In 1986, on BBC Breakfast Time, I was asked to comment on the report into the death of four-year-old Heidi Koseda, who starved to death in a locked room in Hillingdon in 1984.
Her stepfather was jailed for life for her murder while her mother was found guilty of manslaughter.
An inquiry found that the senior National Society for the Prevention of Cruelty to Children inspector allocated to her case failed to investigate a complaint of child abuse made by a neighbour then tried to cover this up with a fictitious account of a visit to see the child.
Last week I was asked to comment on the death of four-year-old Hamzah Khan, whose mummified body was found in a cot in his mother’s bedroom almost two years after he starved to death.
His mother, who denies manslaughter, is on trial and we do not know the outcome of the case but we do know about four-year-old Daniel Pelka.
Last week a serious case review found evidence of repeated failures by the agencies in Coventry responsible for his care, although it said no one could have predicted his death.
Really? Shouldn’t breaking a child’s bones, starving and beating him, holding him under water and force feeding him salt over a protracted period be noticed by someone?
If a pupil was repeatedly scavenging in bins for food shouldn’t a teacher ponder?
Doctors who examined Daniel after his death found he had 40 separate injuries and described him as looking like a concentration camp victim.
Police received 27 reports of domestic violence in Daniel’s home. Yet none of the professionals who worked with Daniel raised serious concerns. The £120,000-a-year director of Coventry’s Childrens’ Services, paid to safeguard children, resigned as the scandal unfolded then walked straight into a new job as chair of Safeguarding Children in another area.
Fortunately, public outrage has since forced his resignation.
Home Secretary Theresa May says there are “lessons to be learned” from the report on Daniel Pelka. Which is exactly what was said after the report on Heidi Koseda.
It is exactly what will eventually be said about the death of Hamza Khan.
Thirty years on and nothing has changed.
:: The sheer awfulness of the party conferences, every one of them, allied to the revelations of Damian McBride, depressed me.
What have we done to be saddled with this lot, not a hero among them!
I felt low enough to walk under a duck and then I went along to a party held as part of Dementia Awareness Week. Dementia is a serious and progressive disease that leads to memory loss and communication problems.
To care for or work with sufferers is rewarding but also relentlessly demanding. What I saw at that gathering was inspiring.
A daughter patiently stroking her mother’s face as the mother slumped, inert, in a wheelchair. That same mother suddenly coming alive as the band played the sixties music she remembered. Carers who were not only paid to care but actually did care.
The trust in the eyes of their charges told you their attentiveness wasn’t put on for the party.

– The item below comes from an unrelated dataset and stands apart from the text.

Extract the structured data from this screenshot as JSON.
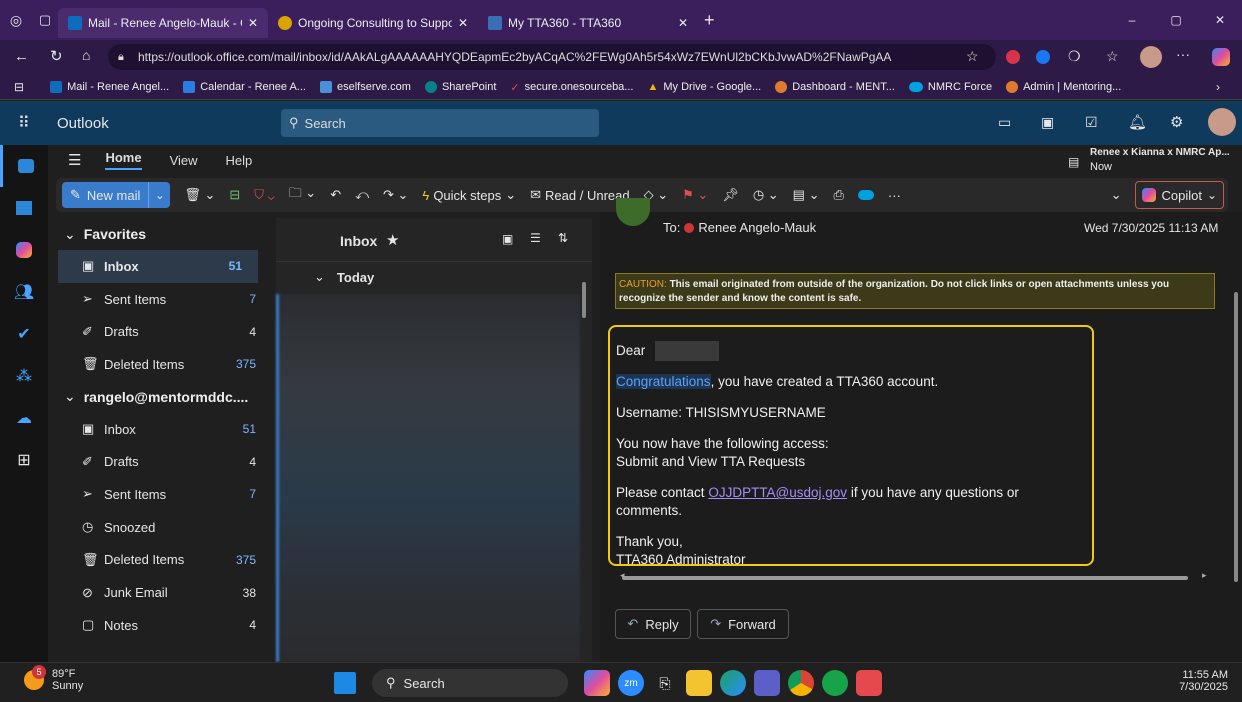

A room that could have been sad was filled with laughter.
Next time I’m in despair at what goes on in the higher echelons of our society I’ll remind myself of the humanity and effort that still exists underneath.
:: Nick Clegg was scornful about Tory plans. “Their priority is to help some families over others, with a tax break for married couples. That tells you everything you need to know about their values.”
I can’t see the reported £150 per annum doing much for matrimony but, if a survey by The Marriage Foundation is correct, the present situation is untenable.
The report alleges that 240,000 couples claim to be apart in order to claim one-parent benefit.
Cohabiting couples who claim tax credits illegitimately by pretending to live separately stand to gain up to £7,100.
Parents with two children can benefit from up to £9,985, while parents with three children can increase their income by £11,917. If those figures are even close to the truth it is staggering.
The Marriage Foundation says: “It is indefensible that parents who are in committed, stable relationships should face significant penalties for staying together, to the extent that some pretend to be separated in order to avoid penalisation.
“It is irresponsible for the Government to continue this disincentive to make relationships work.”
It’s difficult to quarrel with that but how you solve it without penalising single parents is another matter. £150 won’t fix it.